Originally, 50 acre of the park was owned by the city of Oxnard, while the remaining 25 acre belonged to Ventura County. In 1998, Oxnard turned its portion of the property over to the county, and the park immediately began to be the subject of discussion amongst public officials regarding the question of what constituted the best possible usage of the grounds. Some of the proposals including adding a water park and a Minor League Baseball field. Eventually, county officials came to the conclusion that the expenditures far exceeded any potential revenue that the county might have been able to receive from running the park, so in April 2000 they transferred the entire property back to the city of Oxnard. The deed stipulated that development of the property was to be limited to "parks and recreation purposes" only. A proposal for a farm museum that was brought before the city council in 2002 was controversial; it called for one of the farmhouses then occupied by the drug rehabilitation center to be appropriated for use by the museum. This necessitated the eviction and possible closure of the rehab facility, a move that was opposed by the mayor, Manuel Lopez.
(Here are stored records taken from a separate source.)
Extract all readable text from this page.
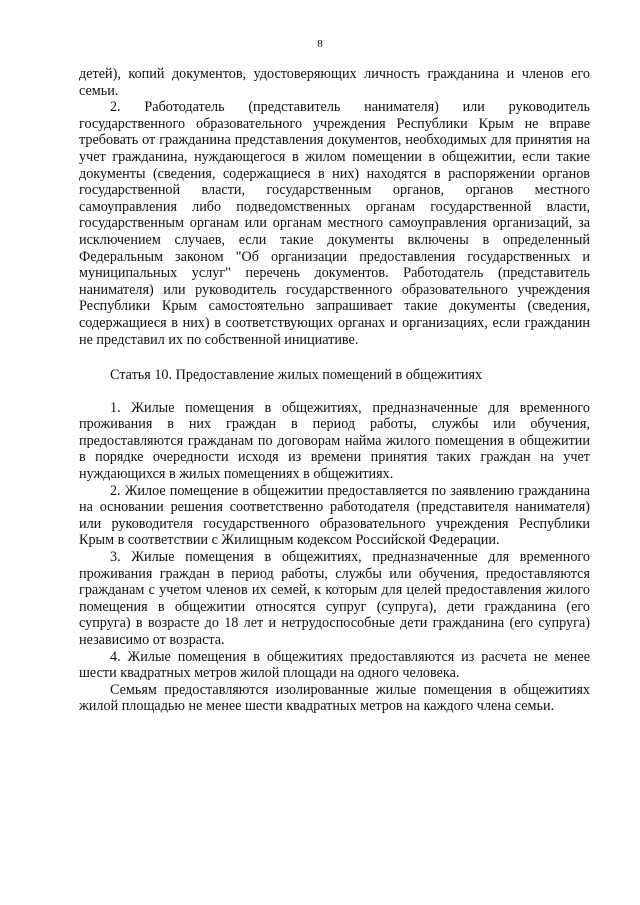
8

детей), копий документов, удостоверяющих личность гражданина и членов его семьи.

2. Работодатель (представитель нанимателя) или руководитель государственного образовательного учреждения Республики Крым не вправе требовать от гражданина представления документов, необходимых для принятия на учет гражданина, нуждающегося в жилом помещении в общежитии, если такие документы (сведения, содержащиеся в них) находятся в распоряжении органов государственной власти, государственным органов, органов местного самоуправления либо подведомственных органам государственной власти, государственным органам или органам местного самоуправления организаций, за исключением случаев, если такие документы включены в определенный Федеральным законом "Об организации предоставления государственных и муниципальных услуг" перечень документов. Работодатель (представитель нанимателя) или руководитель государственного образовательного учреждения Республики Крым самостоятельно запрашивает такие документы (сведения, содержащиеся в них) в соответствующих органах и организациях, если гражданин не представил их по собственной инициативе.

Статья 10. Предоставление жилых помещений в общежитиях

1. Жилые помещения в общежитиях, предназначенные для временного проживания в них граждан в период работы, службы или обучения, предоставляются гражданам по договорам найма жилого помещения в общежитии в порядке очередности исходя из времени принятия таких граждан на учет нуждающихся в жилых помещениях в общежитиях.

2. Жилое помещение в общежитии предоставляется по заявлению гражданина на основании решения соответственно работодателя (представителя нанимателя) или руководителя государственного образовательного учреждения Республики Крым в соответствии с Жилищным кодексом Российской Федерации.

3. Жилые помещения в общежитиях, предназначенные для временного проживания граждан в период работы, службы или обучения, предоставляются гражданам с учетом членов их семей, к которым для целей предоставления жилого помещения в общежитии относятся супруг (супруга), дети гражданина (его супруга) в возрасте до 18 лет и нетрудоспособные дети гражданина (его супруга) независимо от возраста.

4. Жилые помещения в общежитиях предоставляются из расчета не менее шести квадратных метров жилой площади на одного человека.

Семьям предоставляются изолированные жилые помещения в общежитиях жилой площадью не менее шести квадратных метров на каждого члена семьи.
The mayor tasked his staff with pleading the case with county officials, in the hope that an interpretation of the deed could be found that would allow the facility to remain. The facility's director claimed she received many letters from residents who also opposed the eviction. The $15-million master plan for the property—which was to include a 3 acre park, a 9 acre dog park, baseball and soccer fields, picnic areas, playgrounds, a community center and gym, jogging and bicycle trails, and a farm heritage museum area complete with a blacksmith's shop—called for the rehab facility's relocation no later than January 2004. In 2023, a recreation center complete with an Olympic-size swimming pool was still in the planning stages.